Trois parlementaires appellent à examiner la proposition de loi qualité
Dans une tribune publiée fin novembre 2025, les sénateurs Patrick Chaize et Jean-Louis Thieriot, avec le député Emmanuel Maurel, ont dénoncé un "déni de réalité" de la part des pouvoirs publics sur les problèmes de raccordement à la fibre.
Ils estiment le "blocage" de la proposition de loi visant à améliorer la qualité des raccordements à la fibre optique "injustifié" alors qu'elle a été votée à l'unanimité par le Senat. Le gouvernement justifierait ce blocage par une prétendue "déstabilisation" du mode STOC (Sous-traitance opérateur commercial), argument que les parlementaires réfutent, expliquant que le texte ne remet pas en cause le mode Stoc mais le valide législativement et cherche à corriger ses dérives.

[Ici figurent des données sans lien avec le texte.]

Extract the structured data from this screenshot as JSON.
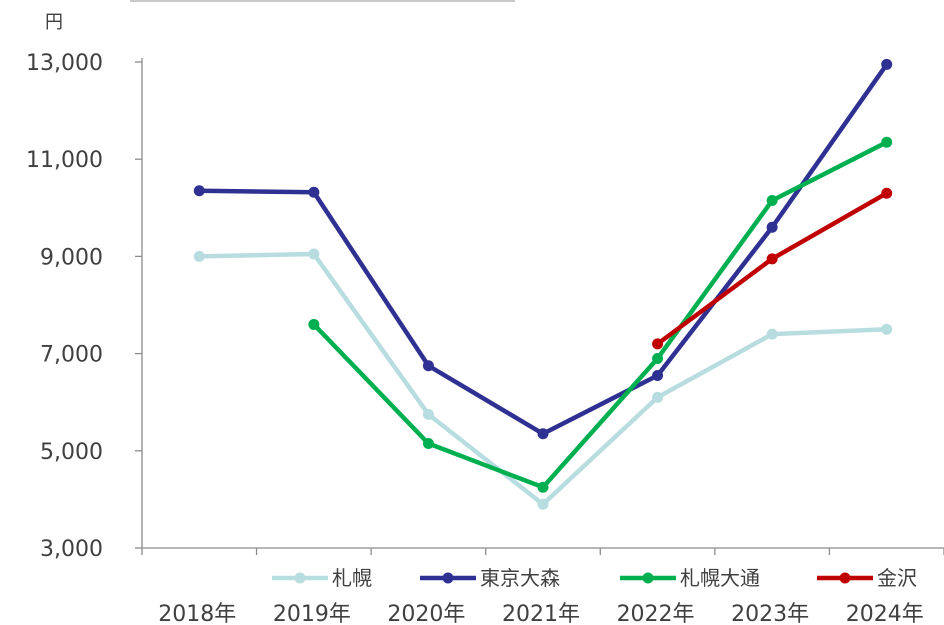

La tribune souligne que l'absence de cadre législatif conduit à "une cascade de sous-traitants mal formés et sous-payés, entraînant des raccordements de mauvaise qualité". Ils pointent même une augmentation des accidents professionnels dans le secteur des télécoms alors que ceux-ci diminuent dans les autres branches du BTP.
Les parlementaires demandent au nouveau gouvernement et à la ministre Anne Le Hénanff de "prioriser" la proposition de loi en l'inscrivant à l'ordre du jour de l'Assemblée nationale. A minima pour qu'il y ait un "débat public" sur un sujet qui impacte la vie des Français.